Rahasia Mindfulness Maudy Ayunda: Ubah Ritual Mandi Menjadi Terapi Pemulihan Mental
Minggu, 05 Jul 2026 10:34 WIB
Kabarmalam.com — Di tengah hiruk-pikuk jadwal yang padat sebagai aktris papan atas, penyanyi, hingga ikon mode, Maudy Ayunda ternyata memiliki cara yang sangat membumi untuk menjaga keseimbangan batinnya. Alih-alih mencari pelarian yang rumit, pelantun lagu ‘Perahu Kertas’ ini justru menemukan ketenangan di dalam kamar mandi melalui rutinitas perawatan tubuh yang ia jalani setiap hari.
Bagi istri dari Jesse Choi ini, menggunakan produk perawatan kulit bukan sekadar urusan estetika atau kecantikan luar semata. Maudy memandang momen tersebut sebagai sebuah ritual pemulihan mental yang sangat berharga untuk menenangkan pikiran yang sering kali terasa penuh dan sesak akibat tuntutan pekerjaan.
Melatih Mindfulness di Balik Pintu Kamar Mandi
Maudy mengungkapkan bahwa stres sering kali muncul karena pikiran kita terjebak dalam kecemasan akan masa depan atau bayang-bayang penyesalan di masa lalu. Oleh karena itu, ia memanfaatkan waktu mandi sebagai sarana untuk melatih mindfulness atau kesadaran penuh. Menurutnya, kunci utama dari efektivitas ritual ini adalah dengan melepaskan diri sepenuhnya dari gangguan teknologi.
“Rutinitas skincare itu mengharuskan kita untuk ‘hadir’ sepenuhnya. Tidak bisa sambil bermain ponsel atau melakukan hal lain. Jadi, misalnya saat kita sedang mandi, kita melakukannya perlahan, merasakan sensasi sabun di kulit,” ujar Maudy Ayunda dalam sebuah acara kecantikan bertajuk ‘Relief Starts Here’ di kawasan Senayan, Jakarta.
Memasuki Keadaan Flow Melalui Body Lotion
Lebih lanjut, aktris multitalenta ini menjelaskan bahwa setelah selesai mandi, ia akan melanjutkan ritualnya dengan mengaplikasikan body lotion ke seluruh tubuh. Baginya, momen tersebut adalah waktu di mana ia secara perlahan memasuki kembali state of flow—sebuah kondisi mental di mana seseorang merasa tenang dan fokus secara utuh.
“Menurut aku, itu adalah sesuatu yang sangat terapeutik. Karena di momen itulah kita hadir untuk diri sendiri dan benar-benar merawat apa yang kita miliki,” tambahnya dengan nada antusias.
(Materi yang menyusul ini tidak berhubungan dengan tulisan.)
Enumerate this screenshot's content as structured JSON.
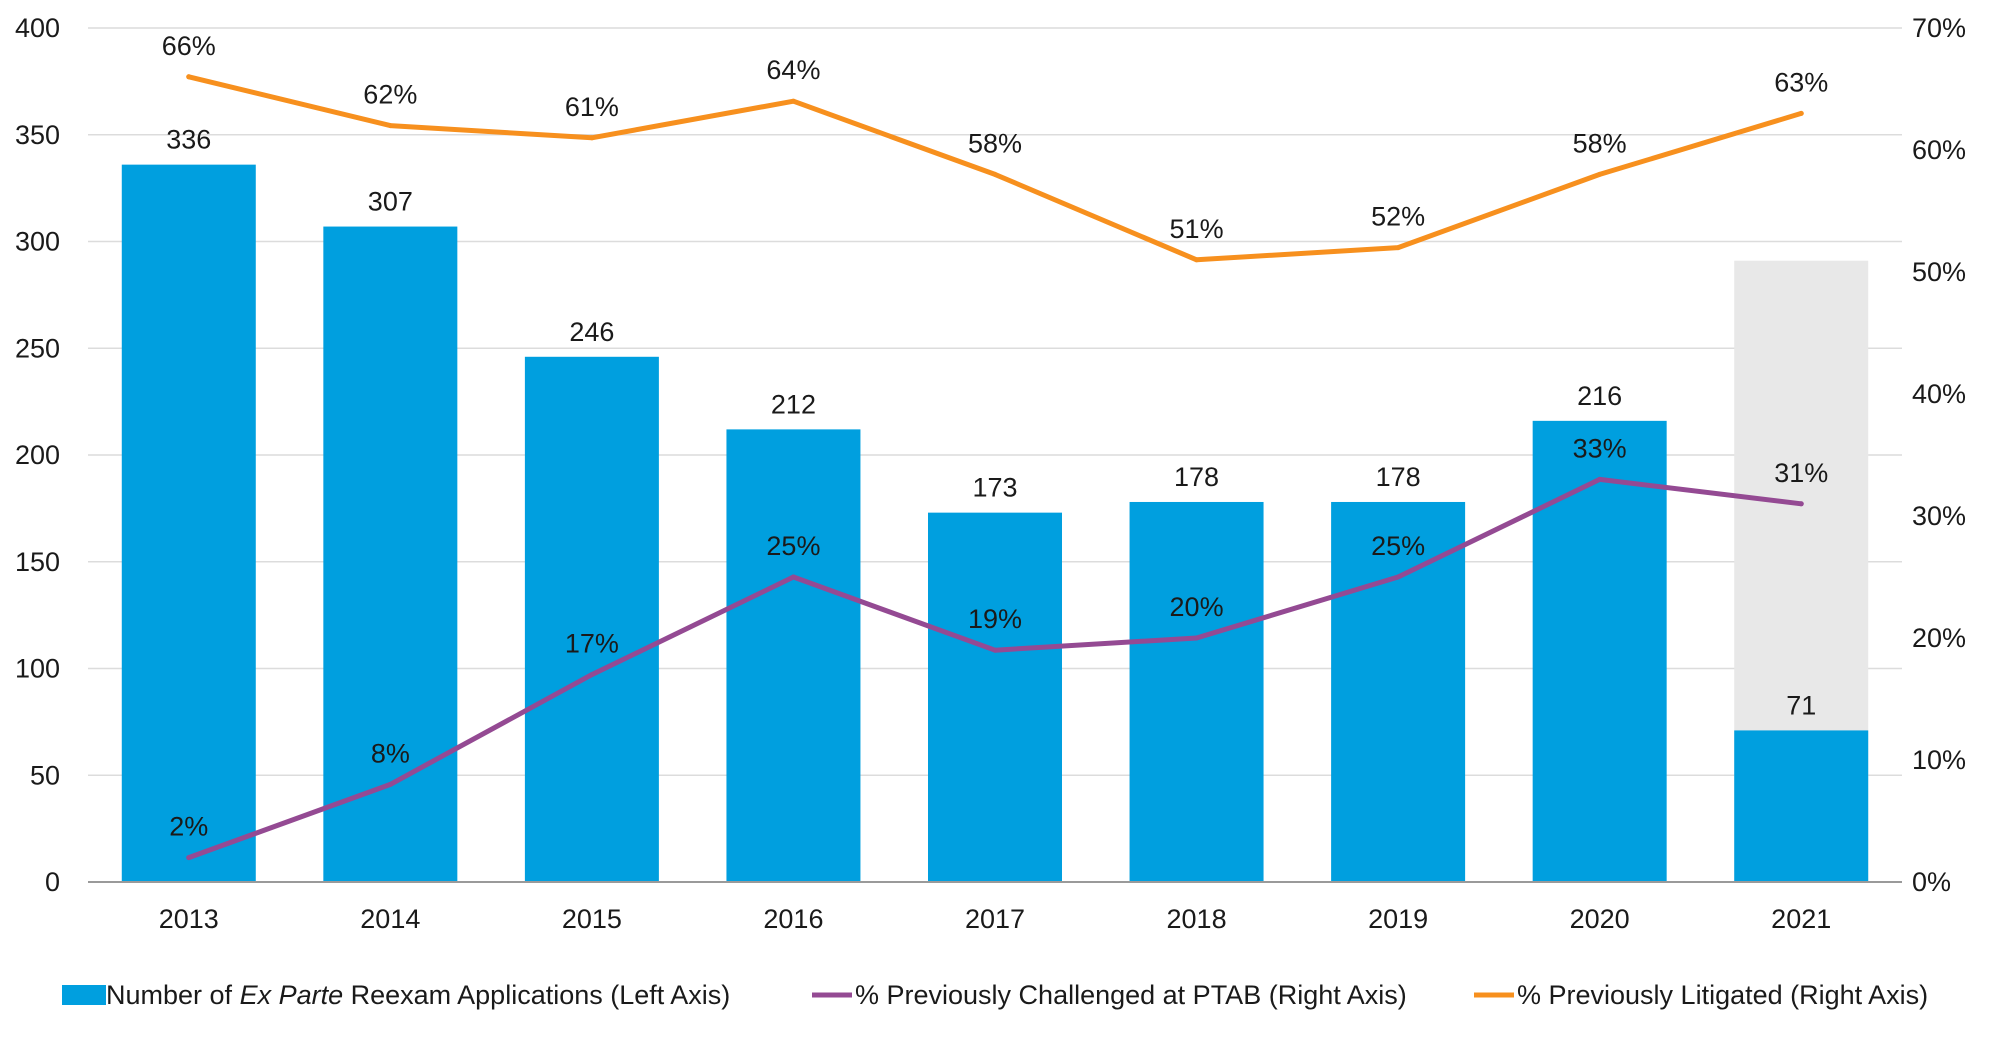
{
  "chart_data": {
    "type": "bar",
    "categories": [
      "2013",
      "2014",
      "2015",
      "2016",
      "2017",
      "2018",
      "2019",
      "2020",
      "2021"
    ],
    "left_axis": {
      "min": 0,
      "max": 400,
      "ticks": [
        "0",
        "50",
        "100",
        "150",
        "200",
        "250",
        "300",
        "350",
        "400"
      ]
    },
    "right_axis": {
      "min": 0,
      "max": 70,
      "ticks": [
        "0%",
        "10%",
        "20%",
        "30%",
        "40%",
        "50%",
        "60%",
        "70%"
      ]
    },
    "bars": {
      "name_prefix": "Number of ",
      "name_italic": "Ex Parte",
      "name_suffix": " Reexam Applications (Left Axis)",
      "values": [
        336,
        307,
        246,
        212,
        173,
        178,
        178,
        216,
        71
      ],
      "labels": [
        "336",
        "307",
        "246",
        "212",
        "173",
        "178",
        "178",
        "216",
        "71"
      ],
      "color": "#009fdf"
    },
    "highlight_bar": {
      "category": "2021",
      "value": 291,
      "color": "#e8e8e8"
    },
    "lines": [
      {
        "name": "% Previously Challenged at PTAB (Right Axis)",
        "values": [
          2,
          8,
          17,
          25,
          19,
          20,
          25,
          33,
          31
        ],
        "labels": [
          "2%",
          "8%",
          "17%",
          "25%",
          "19%",
          "20%",
          "25%",
          "33%",
          "31%"
        ],
        "color": "#944a93"
      },
      {
        "name": "% Previously Litigated (Right Axis)",
        "values": [
          66,
          62,
          61,
          64,
          58,
          51,
          52,
          58,
          63
        ],
        "labels": [
          "66%",
          "62%",
          "61%",
          "64%",
          "58%",
          "51%",
          "52%",
          "58%",
          "63%"
        ],
        "color": "#f7901e"
      }
    ],
    "grid": true,
    "legend": "bottom"
  }
}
Sentuhan Fisik sebagai Bentuk Kasih Sayang pada Diri Sendiri
Maudy juga menyoroti pentingnya sentuhan fisik saat merawat kulit, terutama pada area-area yang sering terabaikan seperti kutikula yang kering. Bagi Maudy, meluangkan waktu beberapa menit dalam keheningan tanpa kebisingan dunia luar adalah bentuk apresiasi tertinggi terhadap diri sendiri.
“Di momen itu, aku diingatkan kembali bahwa di antara semua kebisingan hidup ini, aku ternyata berharga. Aku bisa menyayangi diriku sendiri dan memberikan rasa tenang lewat hal sesimpel menggunakan body care. Itulah makna self-care yang sesungguhnya bagi aku,” pungkas Maudy menutup ceritanya.
Melalui perspektif ini, Maudy Ayunda mengajak setiap orang untuk lebih menghargai waktu personal mereka. Bahwa kesehatan mental tidak selalu membutuhkan biaya besar, melainkan bisa dimulai dari bagaimana kita menghadirkan diri secara penuh dalam rutinitas harian yang paling sederhana sekalipun.